How many times has the first line or paragraph of a novel persuaded us to buy the book right away?
First impressions do count, so it is important that the writer nail the start of a story from the get-go. Who can forget these immortal openings, four of which are referenced from the excellent Oxford Royale Academy site.
1. “It was a bright cold day in April, and the clocks were striking thirteen.” Nineteen Eighty-Four, George Orwell (1949)
The first sentence of George Orwell’s masterpiece, Nineteen Eighty-Four, sets a tone through its jarring use of the number thirteen. Not only is thirteen associated with bad luck, it suggests that something is off with the world, since traditional clocks have only twelve numbers. This creates a sense of anxiety in the reader that persists throughout the entire novel and keeps us turning the pages.
2. “It was the best of times, it was the worst of times, it was the age of wisdom, it was the age of foolishness, it was the epoch of belief, it was the epoch of incredulity, it was the season of Light, it was the season of Darkness, it was the spring of hope, it was the winter of despair, we had everything before us, we had nothing before us, we were all going direct to Heaven, we were all going direct the other way.” A Tale of Two Cities, Charles Dickens (1859).
Dickens’ use of contrasting clauses in the opening of his historical novel, A Tale of Two Cities, balanced by the repetition of ‘it was’, ‘we had’ and ‘we were all’, prepares us for the back-and-forth conflict that occurs in London and Paris prior and during the French Revolution—essentially a struggle between good and evil. The tale is rooted in the particular and the general, and this makes it a truly timeless and universal story.
3. “It is a truth universally acknowledged, that a single man in possession of a good fortune, must be in want of a wife.” Pride and Prejudice, Jane Austen (1813)
Here Jane Austin‘s somewhat satirical tone establishes the author’s posture towards the social norms of the day. The line, we later discover, is associated with Mrs. Bennet, a persistent woman who is determined to marry off her six daughters come hell or high water. We secretly enjoy Austen’s subtle but somewhat cruel social and cultural critique, and this keeps us wanting to read more.
“A great first line serves as a secret fountain to our story, allowing us to drink from it when all other sources dry up.”
4. “In a hole in the ground there lived a hobbit.” The Hobbit, Tolkien (1932).
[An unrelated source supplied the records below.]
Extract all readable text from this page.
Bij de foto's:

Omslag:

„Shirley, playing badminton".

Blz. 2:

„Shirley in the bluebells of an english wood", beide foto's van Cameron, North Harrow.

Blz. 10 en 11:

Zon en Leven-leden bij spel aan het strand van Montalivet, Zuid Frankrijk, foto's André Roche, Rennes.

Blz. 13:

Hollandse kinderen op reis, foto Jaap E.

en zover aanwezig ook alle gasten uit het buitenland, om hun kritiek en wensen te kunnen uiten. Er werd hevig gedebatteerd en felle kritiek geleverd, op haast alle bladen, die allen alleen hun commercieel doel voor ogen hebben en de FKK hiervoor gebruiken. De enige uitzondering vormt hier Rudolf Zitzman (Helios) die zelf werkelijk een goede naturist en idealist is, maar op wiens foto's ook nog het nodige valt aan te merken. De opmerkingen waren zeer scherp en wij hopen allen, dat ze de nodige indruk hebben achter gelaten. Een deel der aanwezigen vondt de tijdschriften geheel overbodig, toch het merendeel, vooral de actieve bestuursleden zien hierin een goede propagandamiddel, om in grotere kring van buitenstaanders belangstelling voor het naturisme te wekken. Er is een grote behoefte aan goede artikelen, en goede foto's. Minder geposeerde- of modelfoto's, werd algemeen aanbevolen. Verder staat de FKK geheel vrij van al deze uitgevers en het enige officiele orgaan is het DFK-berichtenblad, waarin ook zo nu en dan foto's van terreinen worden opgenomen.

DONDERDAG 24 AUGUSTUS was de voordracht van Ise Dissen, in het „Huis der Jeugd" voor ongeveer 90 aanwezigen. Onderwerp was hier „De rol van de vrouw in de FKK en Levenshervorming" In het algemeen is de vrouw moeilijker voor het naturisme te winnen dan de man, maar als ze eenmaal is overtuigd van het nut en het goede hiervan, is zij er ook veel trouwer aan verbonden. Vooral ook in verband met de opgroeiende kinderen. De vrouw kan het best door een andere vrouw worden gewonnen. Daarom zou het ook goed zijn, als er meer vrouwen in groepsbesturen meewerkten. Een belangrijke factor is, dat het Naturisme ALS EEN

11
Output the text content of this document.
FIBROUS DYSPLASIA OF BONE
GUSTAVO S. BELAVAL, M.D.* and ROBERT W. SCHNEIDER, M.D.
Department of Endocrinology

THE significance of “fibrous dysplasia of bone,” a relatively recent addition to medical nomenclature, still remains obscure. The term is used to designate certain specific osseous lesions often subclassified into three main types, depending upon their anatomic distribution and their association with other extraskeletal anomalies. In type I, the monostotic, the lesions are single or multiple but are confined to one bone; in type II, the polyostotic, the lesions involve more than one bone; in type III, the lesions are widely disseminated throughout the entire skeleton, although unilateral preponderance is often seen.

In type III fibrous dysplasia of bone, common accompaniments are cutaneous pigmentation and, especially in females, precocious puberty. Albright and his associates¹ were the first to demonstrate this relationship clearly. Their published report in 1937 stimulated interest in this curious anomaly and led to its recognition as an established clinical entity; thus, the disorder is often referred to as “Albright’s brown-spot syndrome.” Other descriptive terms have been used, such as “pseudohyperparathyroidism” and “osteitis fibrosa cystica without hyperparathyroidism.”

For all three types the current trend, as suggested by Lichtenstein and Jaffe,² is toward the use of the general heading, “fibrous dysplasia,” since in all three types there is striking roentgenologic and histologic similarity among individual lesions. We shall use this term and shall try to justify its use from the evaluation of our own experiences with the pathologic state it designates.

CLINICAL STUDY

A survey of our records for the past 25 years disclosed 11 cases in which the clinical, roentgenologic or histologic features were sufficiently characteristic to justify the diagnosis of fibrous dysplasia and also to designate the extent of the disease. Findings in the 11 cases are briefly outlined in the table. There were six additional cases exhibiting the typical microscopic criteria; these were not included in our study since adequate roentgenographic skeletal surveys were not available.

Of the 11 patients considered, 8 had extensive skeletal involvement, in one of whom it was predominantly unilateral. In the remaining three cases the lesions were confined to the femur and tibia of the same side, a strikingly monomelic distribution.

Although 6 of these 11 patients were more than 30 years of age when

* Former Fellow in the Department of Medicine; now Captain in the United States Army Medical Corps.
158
The unassuming simplicity of this line is precisely what makes it work so well as an opening salvo, harking back to countless fairytales. Furthermore, we are immediately intrigued by the word, ‘hobbit’. We ask ourselves, what kind of creature is a hobbit? And why does he live in a hole in the ground? We seek answers to these questions and so we keep reading.
And lastly, if I may be permitted the presumption of intruding upon such illustrious company:
“WHEN I was a young man and my life was bursting through like a newly sprung carnation, I thought about time as a phenomenon flowing from the equations of physics, something to be answered by the math; but now that I am older and given to bouts of melancholy during my ambles along the shore, time and space have become a longing and the equations have been tamed by syrup poured over waffles baked to a golden hue.” The Nostalgia of Time Travel, Stavros Halvatzis (2015).
Here, the narrator’s romanticised sense of nostalgia about his youth immediately betrays itself through the phrase ‘newly sprung carnation’. It also characterises him as something of a dandy. His initial belief in the equations of physics has been ‘tamed’, ironically enough, by time itself. There is something touching, however, about his failure to solve the intractable mathematical equation that has consumed his life, a sentiment bolstered by words such as ‘melancholy’, ‘ambles’ and ‘longing’. The impression that we are left with is of a once brilliant man in decline, forced to spend his time reminiscing about the past over ‘waffles baked to a golden hue’.